BRUNO REVERBERI: «NIBALI GRANDE, NOI LO DIVENTEREMO DI PIÙ»

PROFESSIONISTI | 07/06/2016 | 10:36
Lo «zio» è contento: sia per come è andato il suo di Giro ma anche per chi alla fine la maglia rosa è andata. «Ha vinto il corridore migliore e più forte – spiega a tuttobiciweb.it Bruno Reverberi, uno dei decani dell’ammiraglia -. Fortunato Vincenzo? La fortuna aiuta sempre gli audaci e soprattutto quelli che sono lì a lottare. Vincenzo anche quando andava male e sembrava la brutta copia del campione che tutti noi conosciamo era in ogni caso quarto nella generale: scusate se è poco. Non c’erano più Landa o Dumoulin? E allora. Kruijswijk ha commesso un errore nella discesa del Colle dell’Agnello? Certo, ha commesso un errore. Vincenzo ha masticato amaro, ha raschiato il fondo del barile e poi ha ritrovato forza e coraggio. Io da italiano sono felice: ha regalato al nostro sport e a quanti amano il nostro sport una pagina di ciclismo bellissima. Lo ripeto, io sono felice».

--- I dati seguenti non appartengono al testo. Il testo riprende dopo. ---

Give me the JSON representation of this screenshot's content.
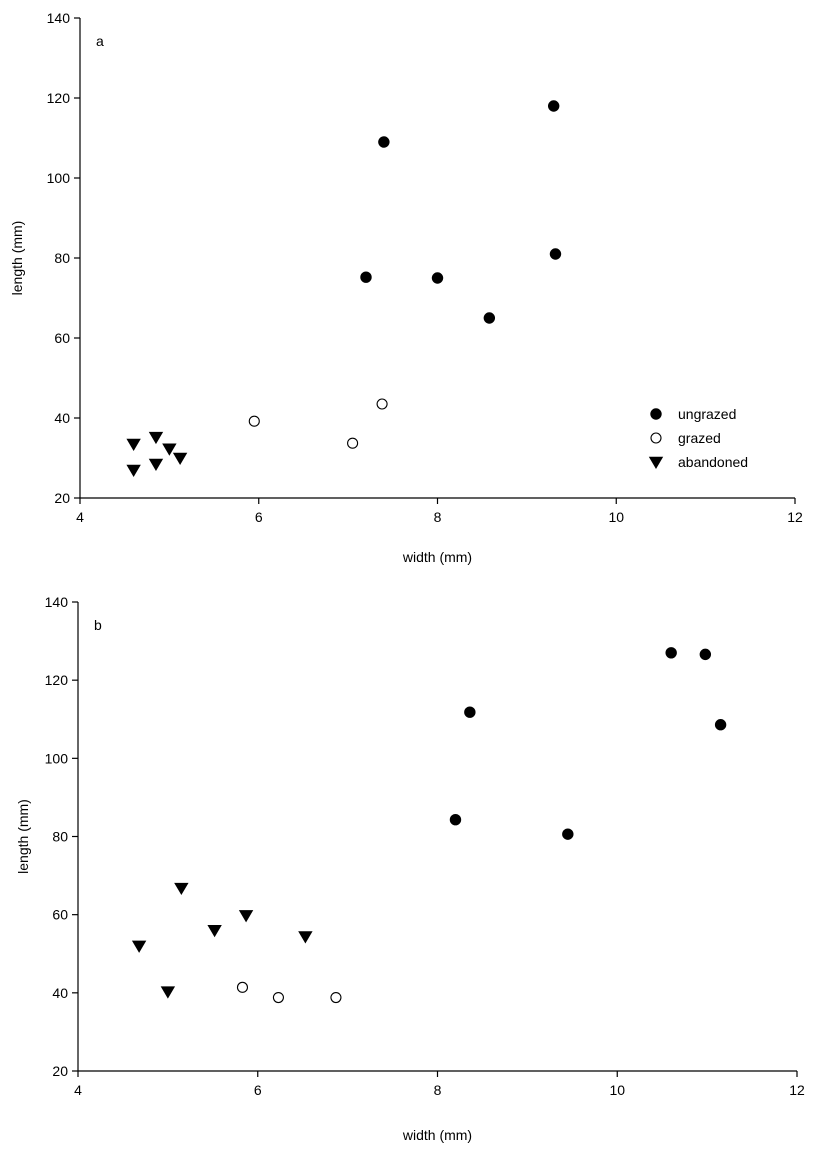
{
  "chart_data": [
    {
      "type": "scatter",
      "panel_label": "a",
      "xlabel": "width (mm)",
      "ylabel": "length (mm)",
      "xlim": [
        4,
        12
      ],
      "ylim": [
        20,
        140
      ],
      "xticks": [
        "4",
        "6",
        "8",
        "10",
        "12"
      ],
      "yticks": [
        "20",
        "40",
        "60",
        "80",
        "100",
        "120",
        "140"
      ],
      "grid": false,
      "legend_position": "bottom-right",
      "series": [
        {
          "name": "ungrazed",
          "marker": "filled-circle",
          "x": [
            7.2,
            7.4,
            8.0,
            8.58,
            9.3,
            9.32
          ],
          "y": [
            75.2,
            109.0,
            75.0,
            65.0,
            118.0,
            81.0
          ]
        },
        {
          "name": "grazed",
          "marker": "open-circle",
          "x": [
            5.95,
            7.05,
            7.38
          ],
          "y": [
            39.2,
            33.7,
            43.5
          ]
        },
        {
          "name": "abandoned",
          "marker": "filled-triangle-down",
          "x": [
            4.6,
            4.6,
            4.85,
            4.85,
            5.0,
            5.12
          ],
          "y": [
            33.5,
            27.0,
            35.2,
            28.5,
            32.3,
            30.0
          ]
        }
      ]
    },
    {
      "type": "scatter",
      "panel_label": "b",
      "xlabel": "width (mm)",
      "ylabel": "length (mm)",
      "xlim": [
        4,
        12
      ],
      "ylim": [
        20,
        140
      ],
      "xticks": [
        "4",
        "6",
        "8",
        "10",
        "12"
      ],
      "yticks": [
        "20",
        "40",
        "60",
        "80",
        "100",
        "120",
        "140"
      ],
      "grid": false,
      "series": [
        {
          "name": "ungrazed",
          "marker": "filled-circle",
          "x": [
            8.2,
            8.36,
            9.45,
            10.6,
            10.98,
            11.15
          ],
          "y": [
            84.3,
            111.8,
            80.6,
            127.0,
            126.6,
            108.6
          ]
        },
        {
          "name": "grazed",
          "marker": "open-circle",
          "x": [
            5.83,
            6.23,
            6.87
          ],
          "y": [
            41.4,
            38.8,
            38.8
          ]
        },
        {
          "name": "abandoned",
          "marker": "filled-triangle-down",
          "x": [
            4.68,
            5.0,
            5.15,
            5.52,
            5.87,
            6.53
          ],
          "y": [
            52.0,
            40.3,
            66.8,
            56.0,
            59.8,
            54.4
          ]
        }
      ]
    }
  ]
}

Felice anche di aver disputato un ottimo Giro d’Italia…
«Logico, questo poi mi rende orgoglioso e mi rasserena. Abbiamo vinto una tappa con il giovanissimo Ciccone e siamo stati protagonisti nell’arco di tre settimane. Questo è merito dei nostri due tecnici, Roberto (Reveberi, il figlio, ndr) e Stefano (Zanatta, dnr). La nostra è una squadra di giovani e pensiamo di aver contribuito a rendere ancora più bello un Giro che a mio modesto parere è stato davvero molto intenso e combattuto: mai banale».

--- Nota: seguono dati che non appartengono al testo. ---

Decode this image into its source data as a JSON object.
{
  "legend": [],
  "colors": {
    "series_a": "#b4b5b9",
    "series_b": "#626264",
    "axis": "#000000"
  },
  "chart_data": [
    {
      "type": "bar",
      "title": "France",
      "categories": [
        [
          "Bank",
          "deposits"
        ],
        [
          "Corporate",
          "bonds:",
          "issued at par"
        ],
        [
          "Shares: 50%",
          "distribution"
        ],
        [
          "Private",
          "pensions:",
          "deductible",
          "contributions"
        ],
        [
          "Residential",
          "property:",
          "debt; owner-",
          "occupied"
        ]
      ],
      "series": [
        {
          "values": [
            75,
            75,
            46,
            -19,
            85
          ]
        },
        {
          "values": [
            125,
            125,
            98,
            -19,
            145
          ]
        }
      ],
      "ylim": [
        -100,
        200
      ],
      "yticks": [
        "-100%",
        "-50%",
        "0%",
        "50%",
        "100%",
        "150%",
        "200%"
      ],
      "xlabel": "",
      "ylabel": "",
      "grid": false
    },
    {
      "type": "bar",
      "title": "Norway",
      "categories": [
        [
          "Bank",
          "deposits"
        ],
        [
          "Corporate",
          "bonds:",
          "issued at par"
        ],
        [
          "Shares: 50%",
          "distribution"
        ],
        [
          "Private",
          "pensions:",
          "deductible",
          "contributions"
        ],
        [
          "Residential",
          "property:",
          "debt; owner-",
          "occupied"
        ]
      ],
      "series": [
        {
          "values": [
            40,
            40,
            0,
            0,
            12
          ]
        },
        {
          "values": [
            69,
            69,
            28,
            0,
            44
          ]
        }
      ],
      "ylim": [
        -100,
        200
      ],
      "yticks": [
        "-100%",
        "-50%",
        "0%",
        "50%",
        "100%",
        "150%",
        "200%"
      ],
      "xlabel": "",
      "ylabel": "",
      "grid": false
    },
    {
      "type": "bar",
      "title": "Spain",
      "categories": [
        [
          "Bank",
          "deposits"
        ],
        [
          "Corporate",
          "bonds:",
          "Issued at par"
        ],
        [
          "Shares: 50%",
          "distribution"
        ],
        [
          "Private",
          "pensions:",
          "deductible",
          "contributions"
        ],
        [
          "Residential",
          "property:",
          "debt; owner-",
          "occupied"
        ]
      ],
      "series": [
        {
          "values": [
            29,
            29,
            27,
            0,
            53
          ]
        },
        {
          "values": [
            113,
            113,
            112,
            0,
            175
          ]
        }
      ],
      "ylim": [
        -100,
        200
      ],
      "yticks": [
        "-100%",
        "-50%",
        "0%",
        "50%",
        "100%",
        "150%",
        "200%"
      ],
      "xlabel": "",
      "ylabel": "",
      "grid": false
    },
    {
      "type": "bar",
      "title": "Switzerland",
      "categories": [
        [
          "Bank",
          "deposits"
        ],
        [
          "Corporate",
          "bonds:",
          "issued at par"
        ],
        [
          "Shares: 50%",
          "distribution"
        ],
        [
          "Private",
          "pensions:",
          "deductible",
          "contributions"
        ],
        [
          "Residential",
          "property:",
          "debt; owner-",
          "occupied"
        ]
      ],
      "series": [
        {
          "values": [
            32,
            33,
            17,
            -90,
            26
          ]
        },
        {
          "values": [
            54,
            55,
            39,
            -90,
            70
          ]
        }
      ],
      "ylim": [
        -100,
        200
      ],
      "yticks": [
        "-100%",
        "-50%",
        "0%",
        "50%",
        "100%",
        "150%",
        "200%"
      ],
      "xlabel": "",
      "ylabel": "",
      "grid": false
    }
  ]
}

Se avesse vinto però l’olandese…
«È vero, per noi italiani non sarebbe stata la stessa cosa, ma anche per il resto del mondo ad eccezione dell’Olanda. Sia ben chiaro, fino a quel momento “Krui” non aveva rubato assolutamente nulla e probabilmente senza quella caduta il Giro non l’avrebbe perso, anche se sul Colle dell’Agnello non l’ho visto benissimo mentre Vincenzo quel giorno mi era parso molto concreto e brillante. Sbloccato mentalmente. Più coraggioso e padrone della situazione. In ogni caso la vittoria di Nibali ha nobilitato il lavoro di tutti. Quando vincono i campioni e lo fanno in quel modo, non ci sono tante cose da fare se non applaudire».

E ora?
«Si torna a correre, con il Giro di Slovenia, dove rientreranno alle competizioni sia Velasco che Zardini».

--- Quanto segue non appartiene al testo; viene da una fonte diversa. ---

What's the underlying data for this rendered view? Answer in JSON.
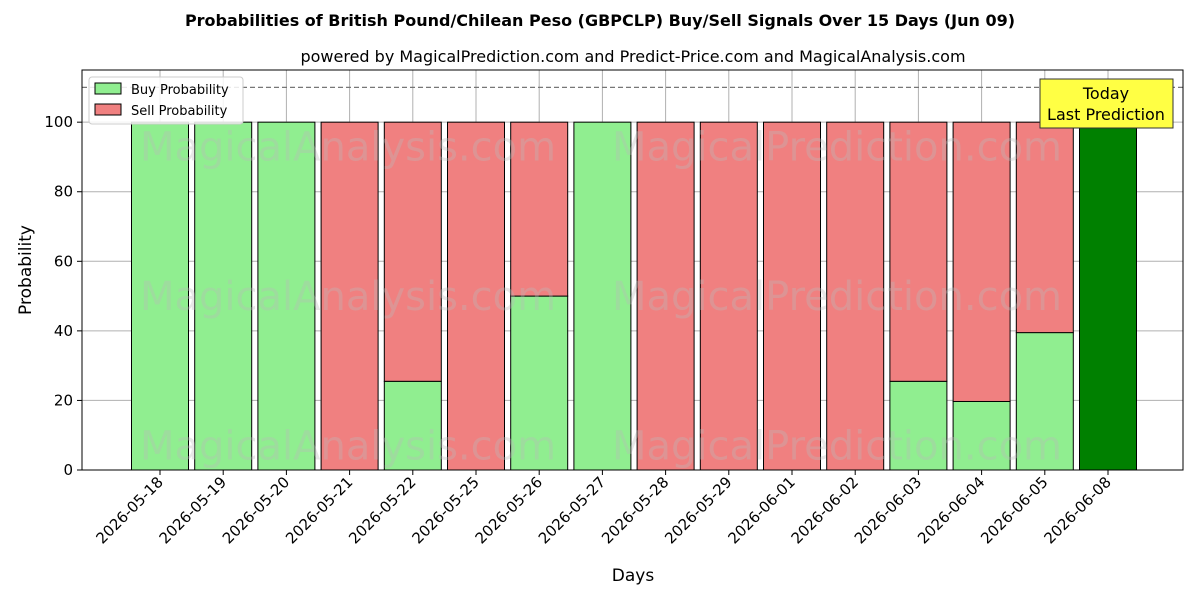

Stai già lavorando alla squadra del 2017?
«Logico. Le basi si gettano adesso. Al momento su 17 corridori ne abbiamo già rinnovati 12, gli altri aspettiamo di avere le idee più chiare».

Chi sono i confermati?
«Vado in ordine sparso, anche perché la memoria comincia a fare qualche brutto scherzo: Pirazzi, Ciccone, Simion, Ruffoni, Boem, Velasco e Zardini, poi Barbin, Tonelli, Andreetta, Maestri e Rota».

E Colbrelli?
«Potremmo tenerlo, a noi non dispiacerebbe affatto, ma lui vorrebbe fare il salto di categoria e approdare in una World Tour: non mi sembra giusto mettersi di traverso. Lo lasciamo andare (è molto probabile che il corridore possa seguire Nibali in Bahrein, ndr)».

La squadra non perderà la sua natura di team fatto di giovani italiani?
«Assolutamente no. La struttura sarà così, magari potremmo inserire qualche giovane in più. Invece di averne 17 potremmo anche arrivare a 20. Ma saranno ragazzi tutti italiani, possibilmente giovani. Sembra che squadre come la nostra non servano. Ma ragazzi come Ciccone, in una World Tour, o non ci sarebbero mai andati, oppure non avrebbero corso il Giro. Con squadre come la nostra i giovani hanno la possibilità di fare esperienza, crescere, valutare e farsi valutare».

Nuovi innesti?
«Faremo passare Maronese (Zalf Euromobili Desiree Fior) e Albanese (Hopplà Petroli Firenze), poi stiamo valutando altri corridori interessanti ma dobbiamo ancora fare le ultime valutazioni tecniche tutti assieme, con Roberto e Stefano».

Al campionato italiano non ci pensate?
«Quando si corre si pensa sempre a fare bene, ma dobbiamo essere anche realisti: su un percorso come quello di Darfo Boario l’uomo giusto era Colbrelli ma ha la polmonite. In ogni caso qualcosa speriamo di poterci inventare, anche se lo ripeto, siamo realisti e nel ciclismo c’è poco da inventare. Ma come si dice: mai dire mai».